A permanent Chinese presence in the South China Sea is a growing issue for Japan and others whose shipping transits the area. In fact, geoeconomic leverage, not military engagement, has been China’s modus operandi for years. Beijing punished the Philippines in the past with trumped-up safety regulations over imported mangos, as it is threatening to do so again after the PCA ruling. State-run media ran anti-Japanese editorials that encouraged Chinese consumers to boycott all Japanese products (leading to protests and demonstrations that severely dampened trade for years between the two countries). Korean cell phones were banned completely in the so-called ‘garlic war’ in 2000.
Thus, simply the threat of disrupting trade flows in the South China Sea could have consequences. The South China Sea is arguably the most important trade route in Asia. Over $5 trillion of commercial goods pass through the area each year. Japan and Korea rely on energy imports from the Middle East. Indonesia and Australia send through millions of tons of coal, and Thailand and Vietnam send rice.
China can use this leverage. It could assign arbitrary passage or docking fees, expand its coast guard to ‘randomly inspect’ certain vessels, or temporarily detain Japanese shipping for ‘health inspections.’ It may well declare an air defense identification zone over the space. These transaction costs would reverberate down the supply chain.
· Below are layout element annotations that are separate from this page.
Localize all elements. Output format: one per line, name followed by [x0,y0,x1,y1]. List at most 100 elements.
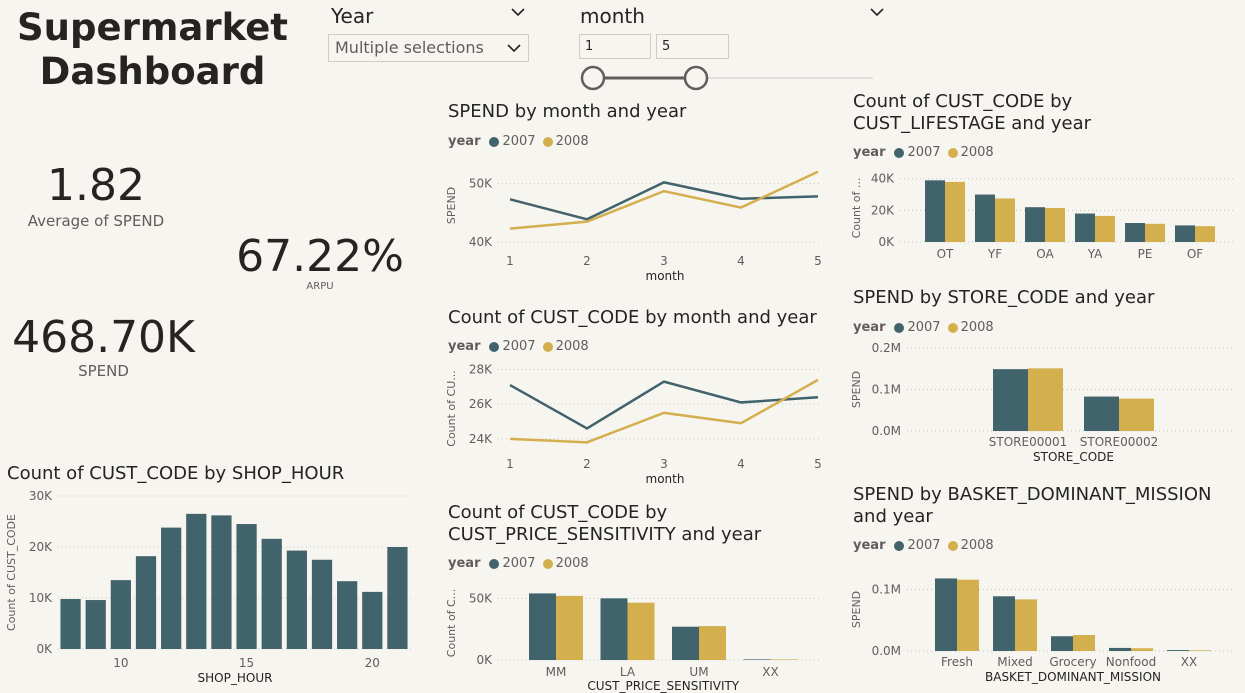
legend-swatch-2008 [947,322,958,333]
legend-item-2007[interactable]: 2007 [907,320,941,335]
y-tick-label: 0.1M [872,383,901,397]
legend-swatch-2007 [894,147,905,158]
bar [387,547,408,649]
legend-item-2008[interactable]: 2008 [960,538,994,553]
x-tick-label: 1 [506,254,514,268]
bar-2007 [1167,650,1189,651]
y-tick-label: 20K [871,203,895,217]
legend-item-2008[interactable]: 2008 [555,339,589,354]
legend-swatch-2007 [489,136,500,147]
x-tick-label: 2 [583,254,591,268]
bar-2008 [995,198,1015,242]
bar-2007 [975,194,995,242]
bar-2007 [1175,225,1195,242]
legend-item-2007[interactable]: 2007 [907,538,941,553]
x-tick-label: 5 [814,254,822,268]
y-tick-label: 28K [469,362,493,376]
month-range-slider[interactable] [578,64,878,92]
y-axis-label: SPEND [445,187,458,224]
slider-handle-min[interactable] [580,65,606,91]
month-slicer-title: month [580,4,645,28]
month-max-input[interactable]: 5 [656,34,729,59]
legend-swatch-2008 [542,136,553,147]
bar [362,591,383,649]
legend: year 2007 2008 [448,556,589,571]
chevron-down-icon[interactable] [509,3,527,25]
y-axis-label: Count of C... [445,589,458,657]
legend-item-2008[interactable]: 2008 [555,556,589,571]
bar-2007 [1109,647,1131,651]
bar-2008 [1095,215,1115,242]
bar-2007 [743,659,771,660]
x-tick-label: 4 [737,457,745,471]
series-line-2008 [509,170,819,230]
kpi-spend-label: SPEND [78,362,129,380]
legend-item-2007[interactable]: 2007 [502,556,536,571]
x-axis-label: month [646,472,685,486]
x-tick-label: XX [1181,655,1197,669]
x-tick-label: Mixed [997,655,1032,669]
series-line-2007 [509,181,819,221]
x-tick-label: Grocery [1049,655,1096,669]
bar-2008 [556,595,583,660]
bar-2007 [529,593,556,660]
legend-swatch-2007 [894,322,905,333]
legend-item-2008[interactable]: 2008 [555,134,589,149]
month-min-input[interactable]: 1 [579,34,651,59]
bar-2008 [1145,223,1165,242]
bar-2008 [1015,599,1037,651]
bar-2007 [1084,396,1119,431]
chevron-down-icon [505,39,523,61]
x-tick-label: 3 [660,254,668,268]
kpi-arpu-value: 67.22% [236,231,404,282]
lifestage-chart[interactable]: 0K 20K 40K Count of ... OT YF OA YA PE OF [845,165,1240,265]
slider-handle-max[interactable] [683,65,709,91]
bar-2008 [1189,650,1211,651]
legend-item-2007[interactable]: 2007 [502,339,536,354]
shop-hour-chart[interactable]: 0K 10K 20K 30K Count of CUST_CODE 10 15 20 SHOP_… [0,485,420,690]
bar-2007 [1025,207,1045,242]
y-tick-label: 40K [469,235,493,249]
legend-swatch-2007 [894,540,905,551]
y-tick-label: 0.1M [872,583,901,597]
bar-2008 [1028,368,1063,431]
price-sens-chart[interactable]: 0K 50K Count of C... MM LA UM XX CUST_PRICE_SEN… [440,578,835,693]
legend-item-2007[interactable]: 2007 [907,145,941,160]
mission-chart[interactable]: 0.0M 0.1M SPEND Fresh Mixed Grocery Nonfood XX B… [845,558,1240,688]
chart-title-lifestage: Count of CUST_CODE by CUST_LIFESTAGE and… [853,91,1092,134]
bar [236,524,257,649]
y-tick-label: 0K [36,642,53,656]
page-title: Supermarket Dashboard [17,6,288,93]
y-tick-label: 0.2M [872,341,901,355]
chart-title-cust-month: Count of CUST_CODE by month and year [448,307,817,328]
bar-2008 [945,181,965,242]
y-tick-label: 10K [29,591,53,605]
x-axis-label: SHOP_HOUR [198,671,273,685]
bar-2008 [1045,208,1065,242]
legend-item-2008[interactable]: 2008 [960,145,994,160]
y-axis-label: SPEND [850,591,863,628]
legend-item-2007[interactable]: 2007 [502,134,536,149]
y-tick-label: 24K [469,432,493,446]
legend-swatch-2008 [542,341,553,352]
spend-month-chart[interactable]: 40K 50K SPEND 1 2 3 4 5 month [440,155,835,290]
bar-2008 [1073,635,1095,651]
legend-title: year [448,134,481,149]
y-tick-label: 40K [871,172,895,186]
year-slicer-title: Year [331,4,374,28]
x-tick-label: STORE00001 [989,435,1068,449]
x-axis-label: month [646,269,685,283]
kpi-avg-spend-value: 1.82 [47,160,145,211]
cust-month-chart[interactable]: 24K 26K 28K Count of CU... 1 2 3 4 5 month [440,358,835,493]
store-chart[interactable]: 0.0M 0.1M 0.2M SPEND STORE00001 STORE00002STO… [845,340,1240,472]
y-tick-label: 0.0M [872,644,901,658]
bar-2008 [770,659,798,660]
bar [60,599,81,649]
x-tick-label: OA [1036,247,1054,261]
year-dropdown[interactable]: Multiple selections [328,34,529,62]
legend-item-2008[interactable]: 2008 [960,320,994,335]
chevron-down-icon[interactable] [868,3,886,25]
y-axis-label: Count of ... [850,178,863,239]
x-tick-label: 20 [365,656,380,670]
legend-swatch-2007 [489,341,500,352]
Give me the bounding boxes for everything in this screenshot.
Suddenly coal shipments might take twice as long to reach South Korea, threatening electricity for millions. Insurance costs would rise as companies feared delay and disruption. All this would not require overt military action.
Japanese Naval Power Projection
Under the 1982 UN Convention of the Law of the Sea, states may claim an Exclusive Economic Zone (EEZ)of up to 370 kilometers from its coast(s). States have full and exclusive rights to natural resources within their own EEZs, but must permit safe transit through these zones according to the convention. Many countries in the South China Sea have overlapping EEZs, and China has disregarded all of them.
Hence the debate in Japan over an expanded military role may be overtaken by events. The United States is unlikely to wage a major conflict against China solely for regional states’ shipping concerns. Yet without some kind of regional coalition, China is unlikely to stop building just because of the PCA ruling. Among Asia’s democracies, only Japan is economically large and modern enough to lead such a bloc of resistance. China will not stop for the PCA or the delicacies of Japan’s constitutional debate. This challenge to Japan is materializing now.